Une voix entre deux mondes
Chez Gayacaona, tout est question de passage. Entre les continents, entre les langues, entre les héritages. Son univers musical s’ancre dans la tradition haïtienne , les rythmes du rara, du konpa, du twoubadou, mais les réinvente à travers des sonorités plus modernes : jazz, soul, reggae, électro.
Elle n’imite pas, elle dialogue, elle redonne vie à des chansons qui méritent d’habiter l’éternité. Elle fait se rencontrer les mondes.
« J’ai toujours senti que ma voix appartenait à deux terres, confie-t-elle.

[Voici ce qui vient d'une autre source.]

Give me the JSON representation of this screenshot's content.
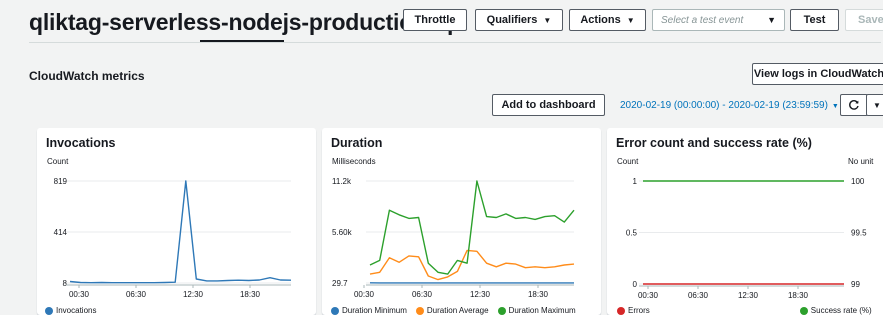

En Haïti, mes racines chantent ; au Québec, mes ailes s’ouvrent. »
Cette double appartenance, loin d’être un déchirement, devient pour elle une force. Gayacaona incarne une génération d’artistes diasporiques qui refusent de choisir entre deux identités. Être haïbecoise, c’est être pont et passage, mémoire et avenir.
Sur scène, sa voix a quelque chose d’incantatoire. Elle ne chante pas seulement : elle raconte, elle invoque, elle tisse des liens entre les âmes. Ses performances au Mois Kreyòl de Montréal en témoignent : un mélange de ferveur et de douceur, où la parole poétique et l’engagement épousent la transe musicale.
Le Mois Kreyòl : célébrer la langue et les racines
Le Mois Kreyòl de Montréal, fondé et porté par le KEPKAA, est devenu l’un des événements les plus importants de la diaspora créole au Canada. Chaque automne, il rassemble artistes, chercheurs, écrivains et musiciens autour
d’un même idéal : célébrer la langue créole sous toutes ses formes.
Durant les 23e et 24e Édition, Gayacaona y a tenu une place de choix. Sa voix, à la fois enracinée et aérienne, a séduit le public. Mais plus encore, elle a porté un message de fierté et de continuité culturelle.
« Sans minimiser les autres langues, le créole haïtien c’est ma manière d’aimer le monde, dit-elle. C’est une langue qui a survécu à la douleur, qui a appris à danser avec la mémoire. »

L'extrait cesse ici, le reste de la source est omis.